Table 1. Selected key nutrient recommendations by ESPGHAN2,6
|Normal infants*||Preterm infants|
|Energy (kcal/100 ml)||67-70||110-135|
|Protein (g/100 kcal)||1.8-3||3.2-3.6**|
|Carbohydrates (g/100 kcal)||9.0-14.0||10.5-12.0|
|Lipids (g/100 kcal)||4.4- 6.0||4.4-6.0|
|Vitamin A (mcg RE***/100 kcal)||1.4-1.5||1.8-1.9|
|Vitamin D (mcg per kg/day)||n.a.||20-25|
|Iron (mcg/100 kcal)||0.3-1.3||1.8-2.7|
|Copper (mcg/100 kcal)||35-80||90-120|
*Based on the recommended composition of standard infant formulae
** 1-1.8 kg body weight
*** Retinol equivalents
Recommended feeding practice
The preferred choice for feeding preterm infants – according to the ESPGHAN-guidelines – is a multi-nutrient fortified breast milk, as unfortified breast milk has been found to supply suboptimal levels of protein as well as selected vitamins and minerals, such as calcium and phosphate.4 The specific nutrients for fortification and the optimal levels are however still topic of discussion. As the composition of breast milk and the infant’s needs both depend on many factors, individualized fortification through targeted or adjustable fortification has recently been suggested by Arslanoglu in the Journal of Perinatal Medicine.7 After discharge from the hospital, fortification of breast milk is still recommended when the infant’s growth is suboptimal.8
When breast milk is not available, special formulae for preterm infants are recommended by the ESPGHAN during hospital stay.2 Although these formulaes are adapted to the special nutrient needs of preterm infants, the nutrient status and feeding regimes of the preterm infant should -also in this case- be closely monitored and tailored to their individual needs. When normal weight for age is reached by the time of hospital discharge, the ESPGHAN recommends breast feeding or when this is not available, normal formulae with added LCPUFA. Special post-discharge formulae is advised for infants with a suboptimal weight.8
Currently it is common practice in many parts of the world to feed the smallest infants with a birth weight <1,500 g with parenteral solutions. This has greatly facilitated the ability to approach the requirements for growth in these very low birth weight (VLBW) infants in their earliest days of life.9
- Tamashiro KL, Moran TH. Perinatal environment and its influences on metabolic programming of offspring. Physiol Behav. 2010;100(5):560-6.

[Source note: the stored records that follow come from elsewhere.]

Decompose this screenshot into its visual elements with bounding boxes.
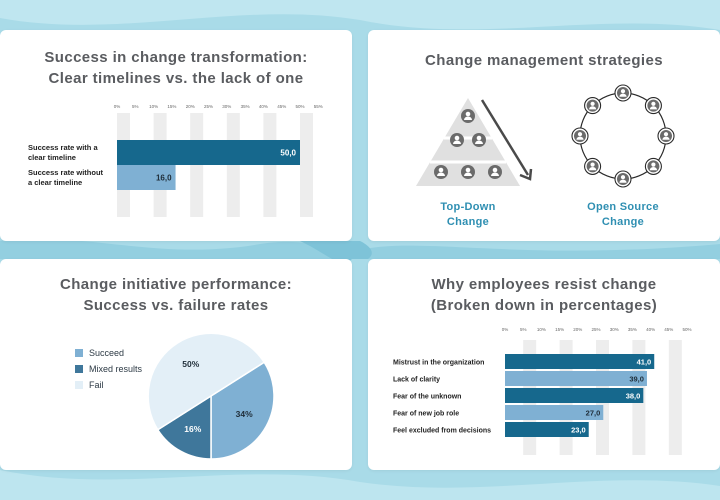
- tick-label: 20%: [186, 104, 195, 109]
- person-icon: [657, 127, 675, 145]
- category-label: Fear of new job role: [393, 411, 459, 418]
- card-timeline-success: Success in change transformation: Clear …: [0, 30, 352, 241]
- card3-title: Change initiative performance: Success v…: [59, 276, 293, 314]
- tick-label: 30%: [222, 104, 231, 109]
- grid-band: [300, 113, 313, 217]
- pie-legend: Succeed Mixed results Fail: [75, 345, 142, 393]
- pyramid-icon: [416, 98, 520, 186]
- bar: [505, 422, 589, 437]
- pie-value-label: 34%: [236, 409, 253, 419]
- card2-title: Change management strategies: [425, 52, 663, 69]
- legend-label: Fail: [89, 380, 104, 390]
- pie-slice: [147, 332, 266, 431]
- tick-label: 0%: [114, 104, 121, 109]
- category-label: clear timeline: [28, 153, 76, 162]
- tick-label: 35%: [628, 327, 637, 332]
- bar-value-label: 38,0: [626, 392, 641, 401]
- person-icon: [584, 97, 602, 115]
- bar-value-label: 27,0: [586, 409, 601, 418]
- tick-label: 25%: [204, 104, 213, 109]
- tick-label: 35%: [241, 104, 250, 109]
- pie-value-label: 16%: [184, 424, 201, 434]
- legend-item: Fail: [75, 377, 142, 393]
- legend-label: Succeed: [89, 348, 125, 358]
- person-icon: [472, 133, 486, 147]
- tick-label: 20%: [573, 327, 582, 332]
- bar: [505, 388, 644, 403]
- tick-label: 40%: [259, 104, 268, 109]
- tick-label: 15%: [167, 104, 176, 109]
- bar: [117, 140, 300, 165]
- tick-label: 55%: [314, 104, 323, 109]
- tick-label: 25%: [591, 327, 600, 332]
- tick-label: 45%: [664, 327, 673, 332]
- bar-value-label: 39,0: [629, 375, 644, 384]
- person-icon: [450, 133, 464, 147]
- tick-label: 50%: [295, 104, 304, 109]
- bar: [505, 354, 655, 369]
- tick-label: 40%: [646, 327, 655, 332]
- tick-label: 0%: [502, 327, 509, 332]
- card-initiative-performance: Change initiative performance: Success v…: [0, 259, 352, 470]
- category-label: Mistrust in the organization: [393, 360, 484, 367]
- bar-value-label: 16,0: [156, 174, 172, 183]
- bar-value-label: 41,0: [637, 358, 652, 367]
- card1-title: Success in change transformation: Clear …: [44, 49, 308, 87]
- tick-label: 30%: [610, 327, 619, 332]
- performance-pie-chart: 34% 16% 50%: [147, 332, 275, 460]
- grid-band: [668, 340, 682, 455]
- person-icon: [461, 109, 475, 123]
- arrow-down-right-icon: [480, 99, 533, 181]
- person-icon: [614, 170, 632, 188]
- category-label: Success rate without: [28, 168, 104, 177]
- tick-label: 10%: [537, 327, 546, 332]
- bar-value-label: 23,0: [571, 426, 586, 435]
- category-label: Fear of the unknown: [393, 394, 461, 401]
- bar: [505, 371, 647, 386]
- bar-value-label: 50,0: [280, 149, 296, 158]
- bar: [505, 405, 604, 420]
- tick-label: 5%: [520, 327, 527, 332]
- tick-label: 45%: [277, 104, 286, 109]
- strategies-diagram: [416, 84, 675, 188]
- legend-label: Mixed results: [89, 364, 143, 374]
- card-strategies: Change management strategies Top-Down Ch…: [368, 30, 720, 241]
- pie-value-label: 50%: [182, 359, 199, 369]
- category-label: Feel excluded from decisions: [393, 428, 491, 435]
- tick-label: 5%: [132, 104, 139, 109]
- legend-swatch: [75, 349, 83, 357]
- person-icon: [644, 157, 662, 175]
- person-icon: [614, 84, 632, 102]
- legend-swatch: [75, 365, 83, 373]
- tick-label: 10%: [149, 104, 158, 109]
- circle-network-icon: [571, 84, 675, 188]
- pie-slice: [156, 394, 212, 460]
- topdown-label: Top-Down Change: [440, 201, 496, 228]
- person-icon: [584, 157, 602, 175]
- tick-label: 15%: [555, 327, 564, 332]
- bar: [117, 165, 176, 190]
- timeline-bar-chart: 0% 5% 10% 15% 20% 25% 30% 35% 40% 45% 50% 55% 50,0 Su…: [28, 104, 323, 217]
- tick-label: 50%: [682, 327, 691, 332]
- person-icon: [571, 127, 589, 145]
- card-resist-change: Why employees resist change (Broken down…: [368, 259, 720, 470]
- opensource-label: Open Source Change: [587, 201, 659, 228]
- card4-title: Why employees resist change (Broken down…: [430, 276, 658, 314]
- legend-swatch: [75, 381, 83, 389]
- resist-bar-chart: 0% 5% 10% 15% 20% 25% 30% 35% 40% 45% 50% 41,0 Mistr…: [393, 327, 692, 455]
- category-label: Success rate with a: [28, 143, 98, 152]
- person-icon: [461, 165, 475, 179]
- category-label: Lack of clarity: [393, 377, 440, 384]
- person-icon: [644, 97, 662, 115]
- person-icon: [488, 165, 502, 179]
- person-icon: [434, 165, 448, 179]
- category-label: a clear timeline: [28, 178, 82, 187]
- legend-item: Succeed: [75, 345, 142, 361]
- legend-item: Mixed results: [75, 361, 142, 377]
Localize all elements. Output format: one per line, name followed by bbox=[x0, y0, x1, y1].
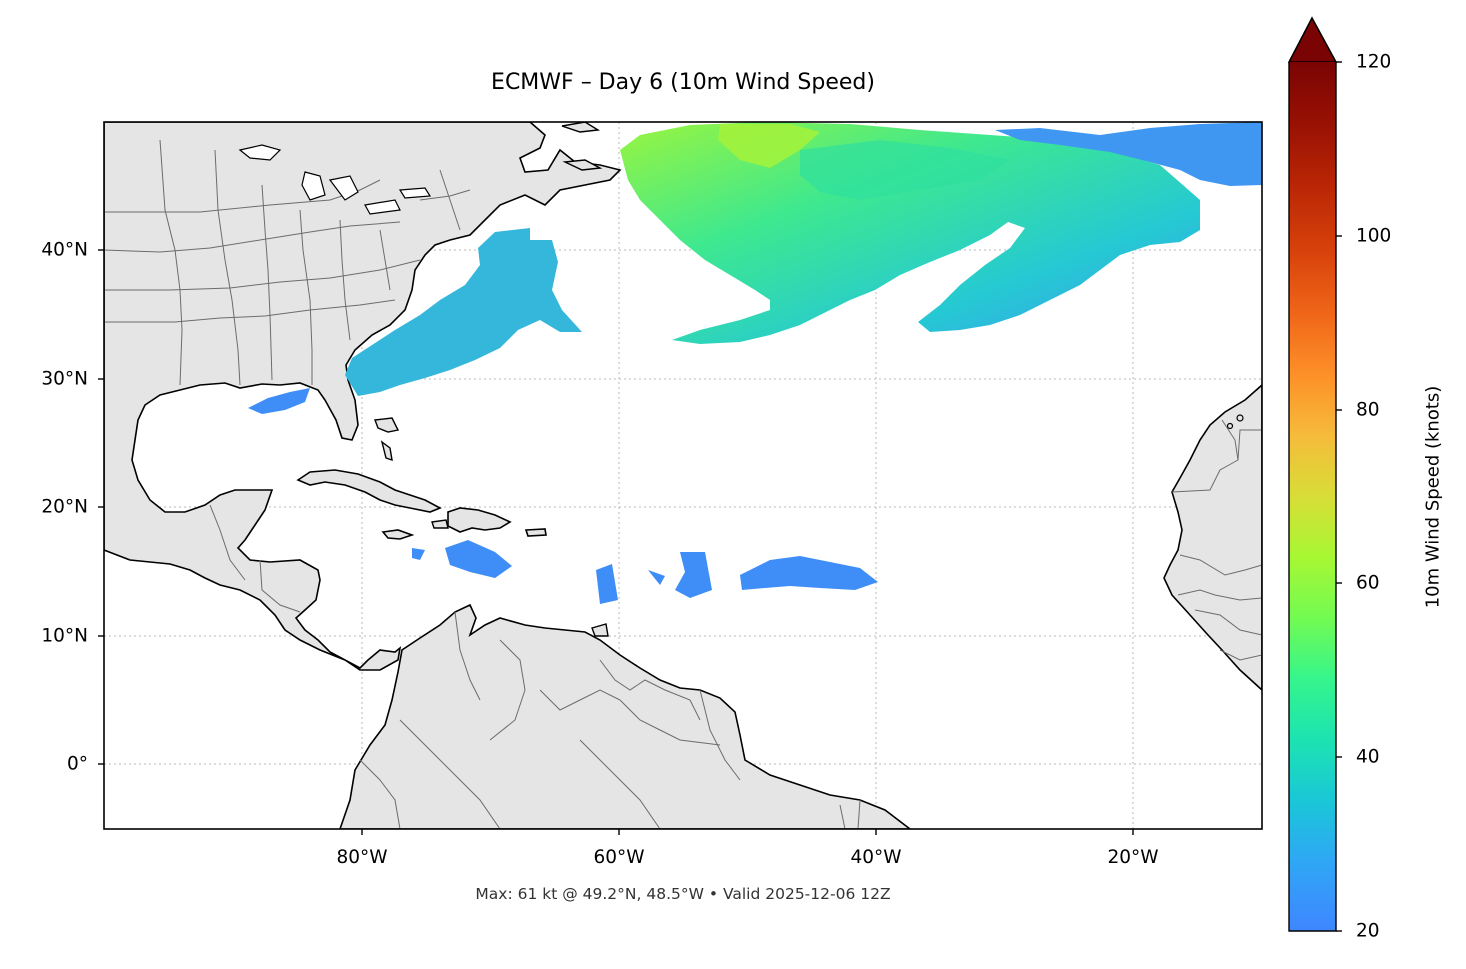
lon-label-20w: 20°W bbox=[1107, 847, 1159, 868]
great-lakes bbox=[238, 144, 432, 215]
colorbar-tick-label-20: 20 bbox=[1356, 920, 1380, 942]
gulf-island-land bbox=[561, 122, 601, 133]
colorbar-tick-label-40: 40 bbox=[1356, 746, 1380, 768]
wind-swath-jet-core bbox=[718, 124, 820, 168]
colorbar-tick-label-120: 120 bbox=[1356, 51, 1392, 73]
south-america-land bbox=[339, 603, 912, 829]
bahamas-land bbox=[374, 417, 449, 529]
wind-swath-us-east-coast bbox=[345, 228, 582, 396]
jamaica-land bbox=[381, 529, 415, 540]
pei-land bbox=[562, 159, 603, 171]
lat-label-0: 0° bbox=[66, 753, 88, 775]
lat-label-20n: 20°N bbox=[41, 496, 88, 518]
map-title: ECMWF – Day 6 (10m Wind Speed) bbox=[491, 70, 875, 95]
colorbar-gradient bbox=[1289, 62, 1336, 931]
lat-label-10n: 10°N bbox=[41, 625, 88, 647]
colorbar-tick-label-80: 80 bbox=[1356, 399, 1380, 421]
africa-land bbox=[1163, 383, 1262, 692]
colorbar bbox=[1287, 16, 1342, 932]
wind-swath-north-atlantic-jet bbox=[620, 122, 1200, 344]
lon-label-80w: 80°W bbox=[336, 847, 388, 868]
colorbar-tick-label-100: 100 bbox=[1356, 225, 1392, 247]
max-wind-note: Max: 61 kt @ 49.2°N, 48.5°W • Valid 2025… bbox=[475, 885, 891, 903]
map-frame bbox=[103, 121, 1263, 830]
colorbar-ticks bbox=[1336, 61, 1342, 932]
trinidad-land bbox=[591, 623, 609, 637]
lon-label-60w: 60°W bbox=[593, 847, 645, 868]
lat-label-40n: 40°N bbox=[41, 239, 88, 261]
colorbar-label: 10m Wind Speed (knots) bbox=[1422, 385, 1444, 609]
political-borders bbox=[104, 139, 1262, 829]
canary-islands bbox=[1226, 414, 1244, 430]
wind-swath-caribbean bbox=[412, 540, 878, 604]
wind-swath-jet-mid bbox=[800, 140, 1010, 200]
lon-label-40w: 40°W bbox=[850, 847, 902, 868]
axis-ticks bbox=[98, 249, 1134, 835]
colorbar-extend-arrow bbox=[1287, 16, 1338, 63]
cuba-land bbox=[296, 469, 442, 513]
wind-swath-east-atlantic bbox=[995, 122, 1262, 186]
wind-speed-field bbox=[248, 122, 1262, 604]
wind-swath-gulf bbox=[248, 388, 310, 414]
north-america-land bbox=[104, 122, 622, 671]
hispaniola-land bbox=[447, 507, 512, 533]
puerto-rico-land bbox=[524, 528, 547, 537]
colorbar-tick-label-60: 60 bbox=[1356, 572, 1380, 594]
lat-label-30n: 30°N bbox=[41, 368, 88, 390]
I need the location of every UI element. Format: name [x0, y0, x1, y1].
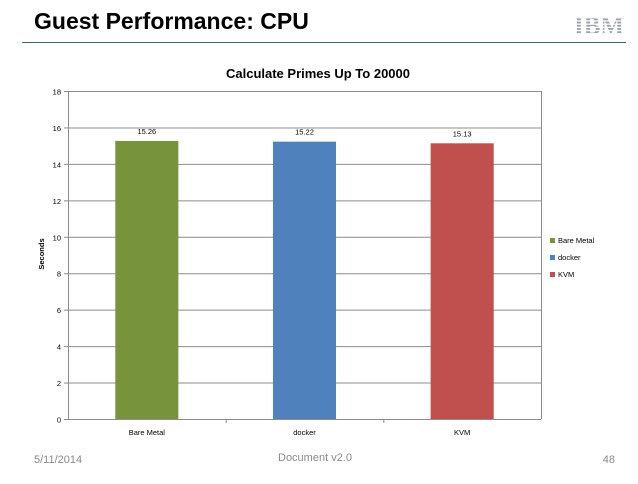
axes: 0 2 4 6 8 10 12 14 16 18 Bare Metal docker KVM [53, 88, 542, 437]
y-tick-label: 2 [57, 379, 61, 388]
y-axis-label: Seconds [37, 238, 46, 269]
legend-label: Bare Metal [558, 236, 595, 245]
x-tick-label: KVM [454, 428, 470, 437]
legend-label: KVM [558, 270, 574, 279]
data-label: 15.13 [453, 129, 472, 138]
y-tick-label: 14 [53, 160, 61, 169]
ibm-logo-icon: IBM [575, 13, 623, 38]
footer-date: 5/11/2014 [34, 454, 83, 466]
data-label: 15.22 [295, 128, 314, 137]
legend-swatch [550, 238, 555, 243]
footer-document-version: Document v2.0 [278, 452, 352, 464]
y-tick-label: 18 [53, 88, 61, 97]
data-label: 15.26 [137, 127, 156, 136]
y-tick-label: 6 [57, 306, 61, 315]
legend-swatch [550, 255, 555, 260]
bars: 15.26 15.22 15.13 [115, 127, 494, 419]
bar [272, 141, 337, 419]
slide-title: Guest Performance: CPU [34, 8, 309, 34]
bar [430, 143, 494, 419]
page-number: 48 [602, 454, 615, 466]
y-tick-label: 10 [53, 233, 61, 242]
legend-swatch [550, 272, 555, 277]
title-divider [22, 42, 626, 43]
chart-title: Calculate Primes Up To 20000 [226, 66, 410, 81]
y-tick-label: 8 [57, 270, 61, 279]
bar [115, 140, 179, 419]
y-tick-label: 12 [53, 197, 61, 206]
legend: Bare Metal docker KVM [550, 236, 595, 279]
y-tick-label: 16 [53, 124, 61, 133]
y-tick-label: 0 [57, 416, 61, 425]
x-tick-label: Bare Metal [129, 428, 166, 437]
x-tick-label: docker [293, 428, 316, 437]
ibm-logo-text: IBM [575, 13, 623, 38]
y-tick-label: 4 [57, 343, 61, 352]
ibm-logo: IBM [575, 12, 623, 38]
legend-label: docker [558, 253, 581, 262]
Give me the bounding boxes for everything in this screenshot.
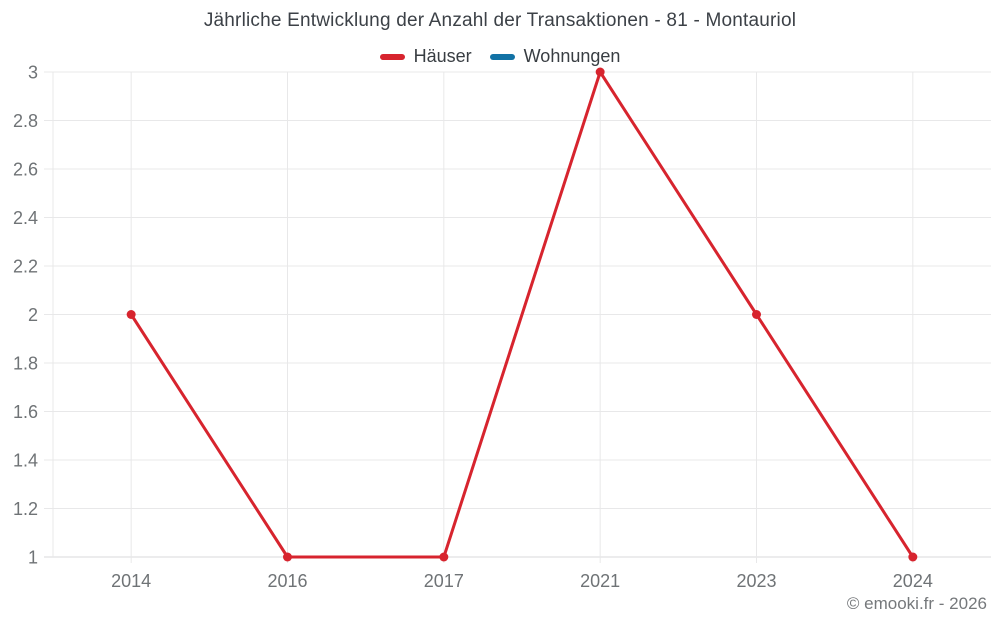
x-tick-label: 2016 — [267, 571, 307, 591]
data-point[interactable] — [439, 552, 449, 562]
copyright-text: © emooki.fr - 2026 — [846, 594, 987, 613]
legend-item-haeuser[interactable]: Häuser — [379, 46, 472, 67]
legend-marker-haeuser-icon — [379, 53, 405, 60]
x-tick-label: 2021 — [580, 571, 620, 591]
x-tick-label: 2023 — [736, 571, 776, 591]
legend-label-haeuser: Häuser — [413, 46, 472, 66]
x-tick-label: 2017 — [424, 571, 464, 591]
y-tick-label: 1.8 — [13, 354, 38, 374]
data-point[interactable] — [126, 310, 136, 319]
y-tick-label: 2.8 — [13, 111, 38, 131]
y-tick-label: 1 — [28, 548, 38, 568]
data-point[interactable] — [283, 552, 292, 562]
legend-item-wohnungen[interactable]: Wohnungen — [489, 46, 621, 67]
y-tick-label: 3 — [28, 63, 38, 83]
data-point[interactable] — [595, 67, 605, 77]
y-tick-label: 2.4 — [13, 208, 38, 228]
legend-marker-wohnungen-icon — [489, 53, 515, 60]
chart-title: Jährliche Entwicklung der Anzahl der Tra… — [203, 10, 797, 31]
chart-legend: Häuser Wohnungen — [0, 46, 1000, 67]
data-point[interactable] — [752, 310, 761, 319]
data-point[interactable] — [908, 552, 918, 562]
x-tick-label: 2024 — [893, 571, 933, 591]
y-tick-label: 1.2 — [13, 499, 38, 519]
legend-label-wohnungen: Wohnungen — [523, 46, 621, 66]
y-tick-label: 2.2 — [13, 257, 38, 277]
y-tick-label: 2.6 — [13, 160, 38, 180]
y-tick-label: 1.4 — [13, 451, 38, 471]
y-tick-label: 1.6 — [13, 402, 38, 422]
y-tick-label: 2 — [28, 305, 38, 325]
series-line — [129, 70, 915, 559]
x-tick-label: 2014 — [111, 571, 151, 591]
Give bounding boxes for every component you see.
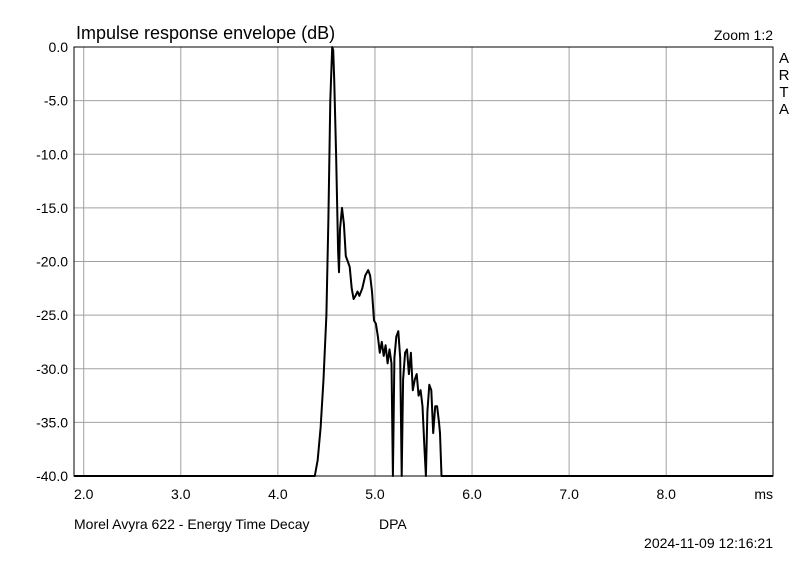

- Agostoni C et al. Enteral Nutrient Supply for Preterm Infants: Commentary From the European Society for Paediatric Gastroenterology, Hepatology, and Nutrition Committee on Nutrition. JPGN 2010;50:85–91.
- Rao SC, Tompkins J; World Health Organization. Growth curves for preterm infants. Early Hum Dev. 2007 Oct;83(10):643-51.
- Schanler RJ. Evaluation of the evidence to support current recommendations to meet the needs of premature infants: the role of human milk. Am J Clin Nutr 2007;85(suppl):625S–8S.
- Embleton ND. Optimal nutrition for preterm infants: Putting the ESPGHAN guidelines into practice.Journal of Neonatal Nursing 2013:19(4):130–133
- Koletzko B et al. Global standard for the composition of infant formula: recommendations of an ESPGHAN coordinated international expert group. J Pediatr Gastroenterol Nutr. 2005;41(5):584-99.
- Arslanoglu S et al. Optimization of human milk fortification for preterm infants: new concepts and recommendations. Journal of Perinatal Medicine. 2010;38(3):233–238.
- Aggett PJ et al. Feeding Preterm Infants After Hospital Discharge. A Commentary by the ESPGHAN Committee on Nutrition. Journal of Pediatric Gastroenterology and Nutrition 2006;42:596-603.
- Greer FR et al. Feeding the Premature Infant in the 20th Century. Nutr. 2001;131:426S–430S.